The Pentagon barred the senior Democrat on the Senate Intelligence Committee from making an oversight visit to a military spy agency.
Armed forces off the coast of Venezuela began a military campaign against alleged members of a drug cartel without any authorization from Congress, and without notifying key members.
The White House informed Congress it planned to use a rare maneuver to skirt a vote and cancel nearly $5 billion in foreign aid funding that lawmakers had already approved, the latest escalation of its campaign to undercut the legislative branch’s spending powers.
And just a month after senators had confirmed her, Robert F. Kennedy Jr., the health secretary, ousted the director of the Centers for Disease Control. He also put forward changes that would effectively restrict access to Covid-19 vaccines, after pledging to senators during his own confirmation hearings that he would not make it more difficult.

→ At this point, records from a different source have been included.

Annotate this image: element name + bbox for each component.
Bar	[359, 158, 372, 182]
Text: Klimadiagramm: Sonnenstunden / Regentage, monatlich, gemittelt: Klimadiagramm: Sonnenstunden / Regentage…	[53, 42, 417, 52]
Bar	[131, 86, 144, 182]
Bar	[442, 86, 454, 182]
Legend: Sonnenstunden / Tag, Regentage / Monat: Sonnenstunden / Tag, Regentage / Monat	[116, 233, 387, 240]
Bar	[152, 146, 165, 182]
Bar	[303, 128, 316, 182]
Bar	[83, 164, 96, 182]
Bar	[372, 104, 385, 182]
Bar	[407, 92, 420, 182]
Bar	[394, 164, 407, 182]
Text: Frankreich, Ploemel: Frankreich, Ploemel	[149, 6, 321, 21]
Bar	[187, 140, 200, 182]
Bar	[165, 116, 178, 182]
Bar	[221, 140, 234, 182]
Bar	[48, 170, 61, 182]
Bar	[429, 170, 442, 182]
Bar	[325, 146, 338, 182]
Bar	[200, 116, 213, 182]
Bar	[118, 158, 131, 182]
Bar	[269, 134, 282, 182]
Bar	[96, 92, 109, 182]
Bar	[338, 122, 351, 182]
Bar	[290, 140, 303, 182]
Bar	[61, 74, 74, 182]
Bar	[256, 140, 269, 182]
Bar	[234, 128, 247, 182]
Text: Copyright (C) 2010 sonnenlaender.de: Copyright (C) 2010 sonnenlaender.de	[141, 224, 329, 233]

The Trump administration continues to erode the power of Congress, trampling on its constitutional prerogatives in ways large and small. Through it all, Republicans in charge have mostly shrugged — and in some cases, outright applauded — as their powers, once jealously guarded, diminish in ways that will be difficult to reverse.
In recent weeks, G.O.P. leaders have looked on passively as the president has fired a litany of agency leaders whom senators worked for weeks to confirm, from the C.D.C. to the Internal Revenue Service to the Federal Reserve.